Summer Skyshift

Summer Skyshift

RED trio + John Butcher

Known for the way they manage the energy factor, going from extreme subtlety, almost near-silence, to aggressive noise making, Rodrigo Pinheiro, Hernâni Faustino and Gabriel Ferrandini, the members of Red Trio, brought sharp ears to their presentation with John Butcher as guest during last year’s Jazz em Agosto festival. “Summer Skyshift” is the recording of that concert in Lisbon. The music is very different from that on their studio LP together, “Empire”, enabling us to discover new aspects of this project. If not serene, considering the permanent unrest of these musicians, their state of mind opened the music to an astonishing lyricism. Free and abstract as ever, but with an unusual poetic dimension. This frame was profited by Butcher in the best way, as you can testify here. The British saxophonist is a master of meditative playing, and many of his best performances have that kind of focus. During the “Empire” tours, the same John Butcher used to take his Portuguese companions out from any jazz comfort zones, but this time he accepted to be pushed in. At the end of the album, he seems in love with the phrasing and the sound of John Coltrane. When he makes the soprano saxophone sound like a flute, with Pinheiro behind him weaving a spider net with the highest notes of the piano, the only thing you can say is «Wow!». Prepare yourself for that…

Musicians

John Butcher (soprano and tenor saxophones)
Rodrigo Pinheiro (piano)
Hernâni Faustino (doublebass)
Gabriel Ferrandini (drums and percussion)

Credits

All music by Rodrigo Pinheiro, Hernani Faustino, Gabriel Ferrandini and John Butcher

Recording August 5th at the Jazz em Agosto Festival 2015, by João Paulo Nogueira | Mixed by John Butcher | Mastered by Rodrigo Pinheiro
Produced by RED trio and John Butcher | Executive Production by Pedro Costa | Band photo by © Gulbenkian Música / Márcia Lessa | Artwork by Travassos

We would like to thank Rui Neves and Calouste Gulbenkian Foundation for making this concert possible.

Release date
May 13, 2016
Label
Clean Feed Records - CF372CD
Disc format
CD

Reviews

It's always interesting to see how certain combinations work together and RED Trio has proven to be extremely versatile, releasing albums with Lotte Anker, Nate Wooley, Mattias Stahl, among others. However, sometimes a collaboration becomes its own thing and to my ears, that is the case here - this a quartet that has really latched onto something unique in their fiery crescendos and passionate forays. Summer Skyshift has certainly landed on my top ten lists for the year.

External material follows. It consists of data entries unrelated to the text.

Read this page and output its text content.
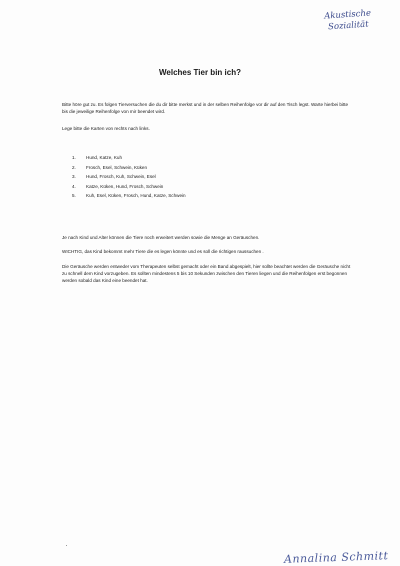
Akustische
Sozialität
Welches Tier bin ich?

Bitte höre gut zu. Es folgen Tierversuchen die du dir bitte merkst und in der selben Reihenfolge vor dir auf den Tisch legst. Warte hierbei bitte bis die jeweilige Reihenfolge von mir beendet wird.

Lege bitte die Karten von rechts nach links.
1.	Hund, Katze, Kuh
2.	Frosch, Esel, Schwein, Küken
3.	Hund, Frosch, Kuh, Schwein, Esel
4.	Katze, Küken, Hund, Frosch, Schwein
5.	Kuh, Esel, Küken, Frosch, Hund, Katze, Schwein
Je nach Kind und Alter können die Tiere noch erweitert werden sowie die Menge an Geräuschen.
WICHTIG, das Kind bekommt mehr Tiere die es legen könnte und es soll die richtigen raussuchen .
Die Geräusche werden entweder vom Therapeuten selbst gemacht oder ein Band abgespielt, hier sollte beachtet werden die Geräusche nicht zu schnell dem Kind vorzugeben. Es sollten mindestens 5 bis 10 Sekunden zwischen den Tieren liegen und die Reihenfolgen erst begonnen werden sobald das Kind eine beendet hat.
Annalina Schmitt
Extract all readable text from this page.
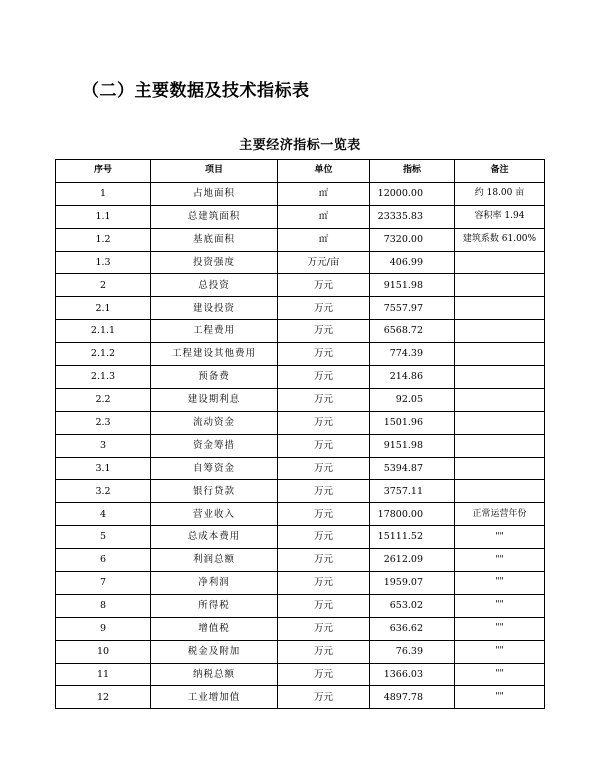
（二）主要数据及技术指标表
主要经济指标一览表
序号	项目	单位	指标	备注
1	占地面积	㎡	12000.00	约 18.00 亩
1.1	总建筑面积	㎡	23335.83	容积率 1.94
1.2	基底面积	㎡	7320.00	建筑系数 61.00%
1.3	投资强度	万元/亩	406.99	
2	总投资	万元	9151.98	
2.1	建设投资	万元	7557.97	
2.1.1	工程费用	万元	6568.72	
2.1.2	工程建设其他费用	万元	774.39	
2.1.3	预备费	万元	214.86	
2.2	建设期利息	万元	92.05	
2.3	流动资金	万元	1501.96	
3	资金筹措	万元	9151.98	
3.1	自筹资金	万元	5394.87	
3.2	银行贷款	万元	3757.11	
4	营业收入	万元	17800.00	正常运营年份
5	总成本费用	万元	15111.52	""
6	利润总额	万元	2612.09	""
7	净利润	万元	1959.07	""
8	所得税	万元	653.02	""
9	增值税	万元	636.62	""
10	税金及附加	万元	76.39	""
11	纳税总额	万元	1366.03	""
12	工业增加值	万元	4897.78	""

This one is a definite cork-popper, a model of extraordinarily productive four-way inspiration. Strongly recommended!

Whether cause or effect, on this set Rodrigo Pinheiro mixes his accustomed piano manipulations with flowing lines and emphatic minimalist patterns. Indeed at times especially during "1.1" and "1.3," the foursome recall the Schlippenbach Trio at full tilt.

Pianist Rodrigo Pinheiro alternates ferocious fusillades of notes that skirt the density of white noise with more calculated constructions. [...] Whatever the listener-attempted idiomatic label- and the music does a consistent job resisting the application of any reductive placard- the results are continuously engaging and well worth revisiting.

This second collaboration with UK saxophonist John Butcher – following on from 2011's Empire – wastes no time in stirring up a swift, swirling vortex of intense activity with pianist Pinheiro's imagination shooting off into brief, blazing ideas like rockets in a deep blue sky, while the bass and drums team of Faustino and Ferrandini crash and rage. In this context, Butcher – often stereotyped as a clinical, cerebral stylist – lets rip with some muscular tenor technique, spitting out restless blasts and brays and even flat-lining into the kind of trilling trance-growl Coltrane employed from around 1965 onwards. It's turbulent European free-jazz for turbulent times. We need it.

RED Trio’s second album Empire, released in 2011, was a collaboration with Butcher, and they’ve continued to build a mutually stimulating rapport since. The young Portuguese piano trio specialise in a swift, swirling energy, with bassist Hernani Faustino and drummer Gabriel Ferrandini crashing and clamouring in a restless flux of implied tempi. It’s enough to goad Butcher into muscular territory, with his tenor hurling out pops, squeaks, blasts and brays – and even plateauing on the kind of flat growl John Coltrane developed around 1965. Freefalling down the other side of the peak, the four musicians settle into an extended shimmer, with pianist Rodrigo Pinheiro scampering skittishly while Butcher’s soprano demonstrates an intensely maintained and held overtone technique, glinting in the light like a fresh scalpel blade.